The model can be used to relate four variables to each other:
- “Real” object dimension
- Distance to object
- “Observed” object dimension
- Distance between aperature and sensor plane (Focal length).
pinhole-distance
includes predefined “Packages” for three cameras I had on-hand. Using an object recognition model with the ability to output bounding boxes like YOLO, you can provide the observed width or height of an object, an estimate of what you believe the real width or height to be, and get an estimate
of how far away the object is.
How It Works
The pinhole camera model states that the ratio of the object dimension over the object distance is equal to the ratio of the observed dimension over the focal length. Expressed as an equation:
\[\text{let h = observed dim, d = focal length}\\\quad \text{H = object height, D = distance to object}\] \[\frac{\text{h}}{\text{d}}=\frac{\text{H}}{\text{D}}\]And, expressed as a drawing of dubious quality:
From this equation, we can:
\[\text{Solve for real distance, given H, h, d}\\\text{D}=\frac{\text{Hd}}{\text{h}}\] \[\text{Solve for object height, given D, d, h}\\\text{H}=\frac{\text{Dh}}{\text{d}}\]Manual Example
Let’s run through the math for the Raspberry Pi Camera 2. For the lens:
- No distortion (more on that later)
- 3.04mm focal length
The sensor:
- 1.12\(\mu\text{m}\) x 1.12\(\mu\text{m}\)
- 3280 x 2464 resolution
Let’s say we observe an object where \(H=1m\), and our observed measurement is 1000 pixels. First, we need to find \(h\), in meters:
\[\begin{eqnarray} h &=& 1000 * 1.12\mu\text{m} \\ &=& 1120\mu\text{m} \\ &=& 0.00112\text{m} \end{eqnarray}\]Since \(d\) is known, we can solve for distance now:
\[\begin{eqnarray} D &=& \frac{1\text{m} * 0.00304\text{m}}{0.00112\text{m}} \\ &=& \frac{0.00304\text{m}^2}{0.00112\text{m}} \\ &=& 2.714\text{m} \end{eqnarray}\]Working backwards, this makes sense. The sensor, at \(D=0\), would require \(1/0.00000112\) pixels, or roughly 900,000 pixels, to represent a one meter tall object. At \(D=1\), \(h=2714\text{px}\) and so on, following a curve as depicted below.
Distortion Compensation
One of the challenges with wide-angle lenses is image distortion (the “fish-eye” effect).

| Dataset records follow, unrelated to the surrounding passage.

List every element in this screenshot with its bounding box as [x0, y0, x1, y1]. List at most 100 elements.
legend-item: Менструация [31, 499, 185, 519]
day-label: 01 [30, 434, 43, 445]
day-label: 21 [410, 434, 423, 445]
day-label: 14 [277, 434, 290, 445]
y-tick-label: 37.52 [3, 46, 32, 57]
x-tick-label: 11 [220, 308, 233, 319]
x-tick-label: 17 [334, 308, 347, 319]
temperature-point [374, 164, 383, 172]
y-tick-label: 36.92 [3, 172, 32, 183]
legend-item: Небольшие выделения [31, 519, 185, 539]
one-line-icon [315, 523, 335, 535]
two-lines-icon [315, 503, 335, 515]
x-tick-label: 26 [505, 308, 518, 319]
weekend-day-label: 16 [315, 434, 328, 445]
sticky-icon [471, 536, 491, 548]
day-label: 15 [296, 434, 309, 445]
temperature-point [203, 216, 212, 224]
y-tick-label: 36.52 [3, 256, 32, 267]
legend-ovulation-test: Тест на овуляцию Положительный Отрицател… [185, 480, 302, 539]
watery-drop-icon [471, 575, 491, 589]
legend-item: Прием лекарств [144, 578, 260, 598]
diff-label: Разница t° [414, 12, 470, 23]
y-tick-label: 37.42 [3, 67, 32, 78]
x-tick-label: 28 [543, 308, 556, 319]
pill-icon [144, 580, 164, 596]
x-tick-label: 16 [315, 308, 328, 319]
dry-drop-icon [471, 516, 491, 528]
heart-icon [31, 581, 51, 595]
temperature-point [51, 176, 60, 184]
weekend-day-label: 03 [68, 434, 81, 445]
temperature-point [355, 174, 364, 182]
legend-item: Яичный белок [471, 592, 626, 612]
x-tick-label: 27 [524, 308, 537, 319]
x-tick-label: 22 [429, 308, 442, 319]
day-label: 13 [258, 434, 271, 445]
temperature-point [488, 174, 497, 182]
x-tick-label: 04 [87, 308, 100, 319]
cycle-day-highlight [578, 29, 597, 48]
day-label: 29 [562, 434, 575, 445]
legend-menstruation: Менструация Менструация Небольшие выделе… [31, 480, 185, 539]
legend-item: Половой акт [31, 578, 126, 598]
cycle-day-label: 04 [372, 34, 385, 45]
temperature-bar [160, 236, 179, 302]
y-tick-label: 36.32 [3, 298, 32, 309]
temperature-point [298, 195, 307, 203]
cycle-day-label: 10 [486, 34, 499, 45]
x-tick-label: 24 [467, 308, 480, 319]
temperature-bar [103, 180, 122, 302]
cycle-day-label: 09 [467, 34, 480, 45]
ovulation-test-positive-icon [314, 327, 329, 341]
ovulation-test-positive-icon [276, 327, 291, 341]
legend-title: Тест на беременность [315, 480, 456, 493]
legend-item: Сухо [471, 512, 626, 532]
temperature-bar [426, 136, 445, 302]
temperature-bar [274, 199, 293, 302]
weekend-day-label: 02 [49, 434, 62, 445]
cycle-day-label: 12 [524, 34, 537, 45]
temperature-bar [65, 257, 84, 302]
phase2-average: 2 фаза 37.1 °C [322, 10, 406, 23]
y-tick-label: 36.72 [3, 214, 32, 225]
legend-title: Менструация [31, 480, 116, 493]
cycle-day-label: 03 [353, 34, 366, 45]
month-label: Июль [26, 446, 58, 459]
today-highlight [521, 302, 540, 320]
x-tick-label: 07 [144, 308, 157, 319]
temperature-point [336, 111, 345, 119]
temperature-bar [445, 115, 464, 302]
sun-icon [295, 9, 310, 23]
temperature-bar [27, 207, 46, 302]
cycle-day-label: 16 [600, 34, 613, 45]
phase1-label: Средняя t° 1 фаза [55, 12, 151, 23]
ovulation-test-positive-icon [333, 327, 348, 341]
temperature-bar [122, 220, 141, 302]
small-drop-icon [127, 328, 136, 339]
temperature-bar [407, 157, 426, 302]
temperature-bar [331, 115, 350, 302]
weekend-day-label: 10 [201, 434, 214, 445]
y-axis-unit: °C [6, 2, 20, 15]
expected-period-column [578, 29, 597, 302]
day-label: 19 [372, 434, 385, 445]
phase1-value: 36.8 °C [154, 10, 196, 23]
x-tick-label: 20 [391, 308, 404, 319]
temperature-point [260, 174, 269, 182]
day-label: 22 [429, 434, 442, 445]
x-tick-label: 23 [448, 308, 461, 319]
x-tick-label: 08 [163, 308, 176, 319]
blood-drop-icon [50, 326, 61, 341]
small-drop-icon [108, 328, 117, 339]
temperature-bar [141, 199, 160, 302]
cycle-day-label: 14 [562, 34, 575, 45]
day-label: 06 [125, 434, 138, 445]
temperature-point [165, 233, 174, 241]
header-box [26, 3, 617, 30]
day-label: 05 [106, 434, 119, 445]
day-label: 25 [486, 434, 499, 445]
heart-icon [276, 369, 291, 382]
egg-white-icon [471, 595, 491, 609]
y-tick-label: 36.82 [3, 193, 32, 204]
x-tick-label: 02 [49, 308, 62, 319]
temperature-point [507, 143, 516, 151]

Since surveillance cameras benefit from larger fields of view, this is a problem. The distortion causes objects near the edges of the frame to appear smaller than they actually are, resulting in inaccurate distance calculations. To compensate for this effect, I implemented a distortion correction system using a DistortionTable
class that maps the relative position of an object from the center of the image to a correction factor. The correction factor is applied by determining what percentage of the maximum possible distance from the center the object is located (0.0 being at center, 1.0 being at the edge), looking up the corresponding correction factor, and then multiplying the calculated distance by (1 + distortion_factor)
. It supports rounding to arbitrary precision (e.g. round to the nearest 0.05 for the OV5647).
I’m not really sure how you’d figure out the distortion table on your own. The SparkFun data sheet for the OV5647-based camera package I used included one, so I didn’t have to worry about it all that much.
Supported Cameras
The library includes pre-defined configurations for three cameras:
- OV5647 - Arducam 5MP 120° wide-angle camera
- Includes distortion correction for the “fish-eye” effect common in wide-angle lenses
- RPI Camera Module 2 - The Raspberry Pi Camera Module v2
- USB Pinhole Camera - SVPRO 3.7mm Pinhole Lens USB Camera
You can also define your own camera packages using the library’s Sensor
, Lens
, and Package
classes.
Code Example
First, install the package:
pip install pinhole-distance
Let’s say you’ve detected an object you know is 21 inches (0.5334 meters) wide, and it appears 70 pixels wide in an image from the USB pinhole camera:
# Calculate the distance to an object known to be 21" wide that is 70px wide in the image
from pinhole_distance import usb_pinhole
distance = usb_pinhole.distance_to_object(
dimension='x',
actual_dimension=0.5334, # Width in meters
observed_dimension_px=70 # Width in pixels
)
print(f"Distance to object: {distance:.4f} meters")
The output would be approximately 4.8986 meters, which is within 2% of the actual distance - and well within error bands for both measuring my own shoulder width and image recognition bounding box precision.
Conclusion
The pinhole camera model provides a straightforward way to estimate distances using only a camera, an object recogition model, and estimates on a detected object’s size. While it’s not as precise as specialized hardware like LIDAR or stereoscopic cameras, it’s fairly effective for a wide range of applications using standard camera hardware, with the added bonus of being completely passive.
The library is available on GitHub and PyPI, and I welcome contributions - particularly if you’ve calibrated distortion tables for other camera modules. For real-world applications, I’d recommend taking multiple measurements with known objects at known distances to establish your own error margins, as they can vary depending on the quality of your object detection model and the precision of your camera specifications.